How The Clinton And Sanders Infrastructure Plans Measure Up
"Investing in infrastructure makes our economy more productive and competitive across the board."
- Hillary Clinton
Democratic presidential candidate Hillary Clinton has announced a plan for infrastructure investment. How does her plan stack up against that of her chief competitor, Bernie Sanders?
Also, how will Clinton and Sanders pay for their plans? On that question, Sen. Elizabeth Warren (D-Mass.) recently came up with a set of principles we can use to judge this.
Clinton's Infrastructure Plan
Clinton on Monday announced a plan for investing in infrastructure improvements.
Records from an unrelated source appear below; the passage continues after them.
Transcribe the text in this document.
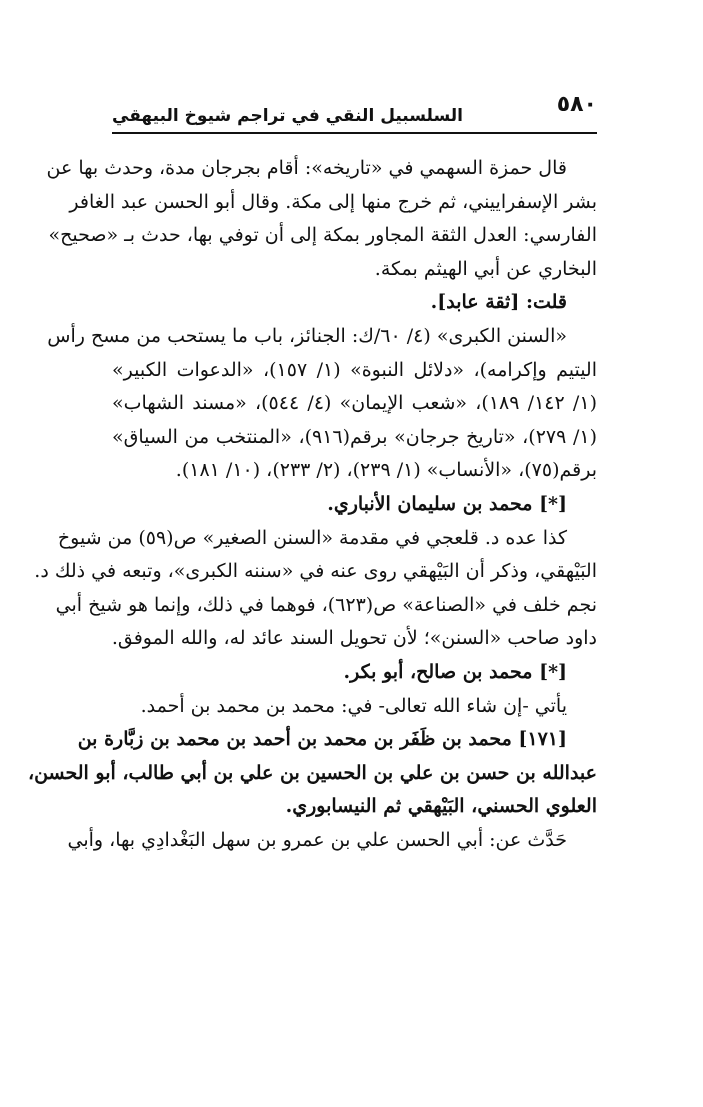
٥٨٠
السلسبيل النقي في تراجم شيوخ البيهقي
قال حمزة السهمي في «تاريخه»: أقام بجرجان مدة، وحدث بها عن
بشر الإسفراييني، ثم خرج منها إلى مكة. وقال أبو الحسن عبد الغافر
الفارسي: العدل الثقة المجاور بمكة إلى أن توفي بها، حدث بـ «صحيح»
البخاري عن أبي الهيثم بمكة.
قلت: [ثقة عابد].
«السنن الكبرى» (٤/ ٦٠/ك: الجنائز، باب ما يستحب من مسح رأس
اليتيم وإكرامه)، «دلائل النبوة» (١/ ١٥٧)، «الدعوات الكبير»
(١/ ١٤٢/ ١٨٩)، «شعب الإيمان» (٤/ ٥٤٤)، «مسند الشهاب»
(١/ ٢٧٩)، «تاريخ جرجان» برقم(٩١٦)، «المنتخب من السياق»
برقم(٧٥)، «الأنساب» (١/ ٢٣٩)، (٢/ ٢٣٣)، (١٠/ ١٨١).
[*] محمد بن سليمان الأنباري.
كذا عده د. قلعجي في مقدمة «السنن الصغير» ص(٥٩) من شيوخ
البَيْهقي، وذكر أن البَيْهقي روى عنه في «سننه الكبرى»، وتبعه في ذلك د.
نجم خلف في «الصناعة» ص(٦٢٣)، فوهما في ذلك، وإنما هو شيخ أبي
داود صاحب «السنن»؛ لأن تحويل السند عائد له، والله الموفق.
[*] محمد بن صالح، أبو بكر.
يأتي -إن شاء الله تعالى- في: محمد بن محمد بن أحمد.
[١٧١] محمد بن ظَفَر بن محمد بن أحمد بن محمد بن زبَّارة بن
عبدالله بن حسن بن علي بن الحسين بن علي بن أبي طالب، أبو الحسن،
العلوي الحسني، البَيْهقي ثم النيسابوري.
حَدَّث عن: أبي الحسن علي بن عمرو بن سهل البَغْدادِي بها، وأبي
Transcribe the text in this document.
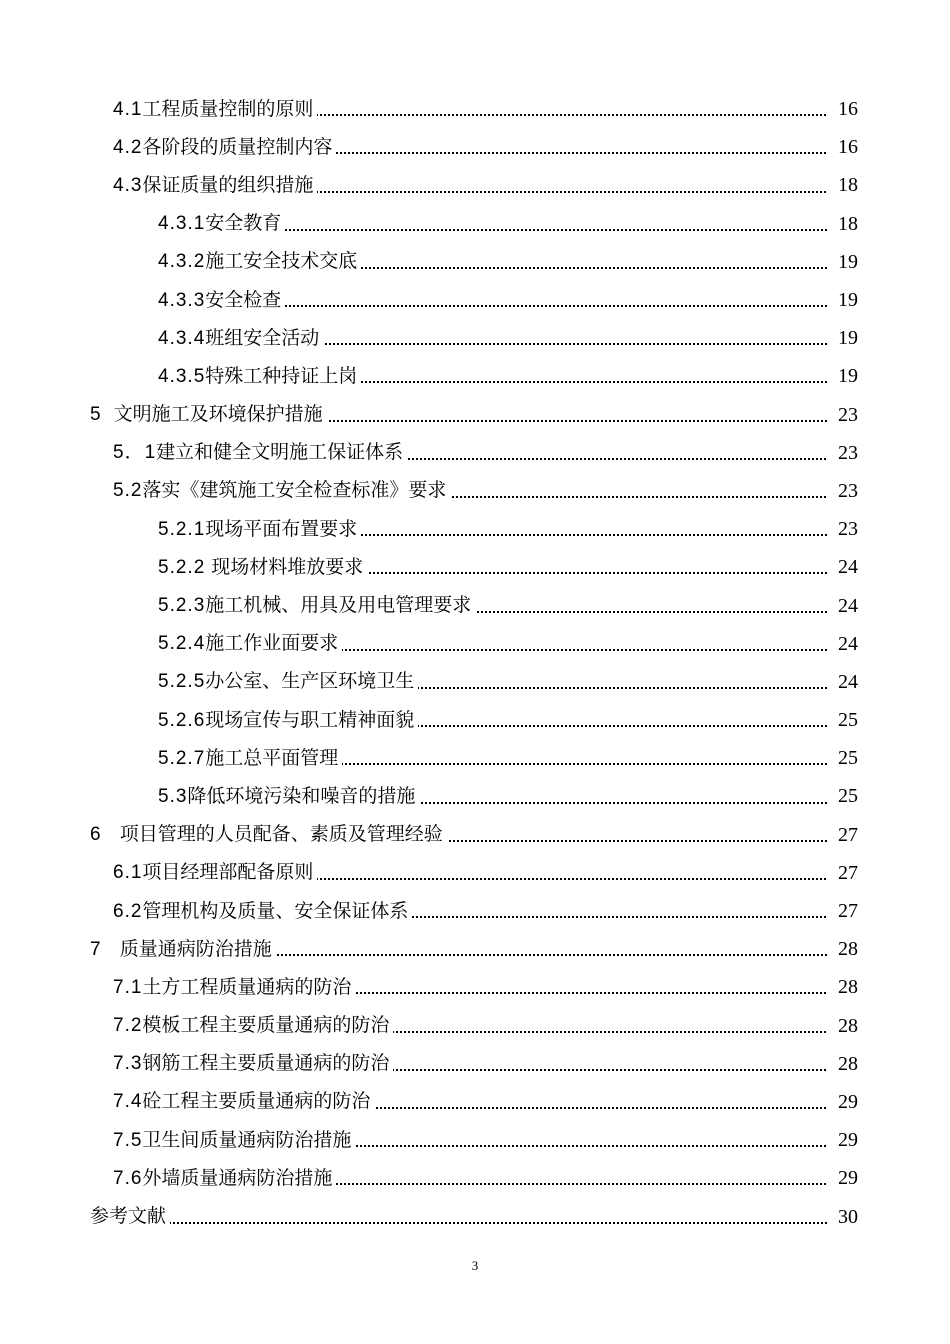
4.1工程质量控制的原则	16
4.2各阶段的质量控制内容	16
4.3保证质量的组织措施	18
4.3.1安全教育	18
4.3.2施工安全技术交底	19
4.3.3安全检查	19
4.3.4班组安全活动	19
4.3.5特殊工种持证上岗	19
5  文明施工及环境保护措施	23
5．1建立和健全文明施工保证体系	23
5.2落实《建筑施工安全检查标准》要求	23
5.2.1现场平面布置要求	23
5.2.2 现场材料堆放要求	24
5.2.3施工机械、用具及用电管理要求	24
5.2.4施工作业面要求	24
5.2.5办公室、生产区环境卫生	24
5.2.6现场宣传与职工精神面貌	25
5.2.7施工总平面管理	25
5.3降低环境污染和噪音的措施	25
6   项目管理的人员配备、素质及管理经验	27
6.1项目经理部配备原则	27
6.2管理机构及质量、安全保证体系	27
7   质量通病防治措施	28
7.1土方工程质量通病的防治	28
7.2模板工程主要质量通病的防治	28
7.3钢筋工程主要质量通病的防治	28
7.4砼工程主要质量通病的防治	29
7.5卫生间质量通病防治措施	29
7.6外墙质量通病防治措施	29
参考文献	30
3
Meteor Blades laid out the need for infrastructure investment at Daily Kos in "Clinton proposes $275 billion spending for infrastructure":
... 11 percent of the nation’s bridges are structurally deficient and a fourth of them are functionally obsolete. Similar deficiencies can be found in schools, dams, levees, railroads, the electrical grid, and wastewater facilities. In its 2013 quadrennial report card on U.S. infrastructure, the American Society of Civil Engineers said the nation would need to invest an additional $1.6 trillion by 2020 to put its infrastructure into good repair. And that doesn’t include innovative infrastructure like universal broadband.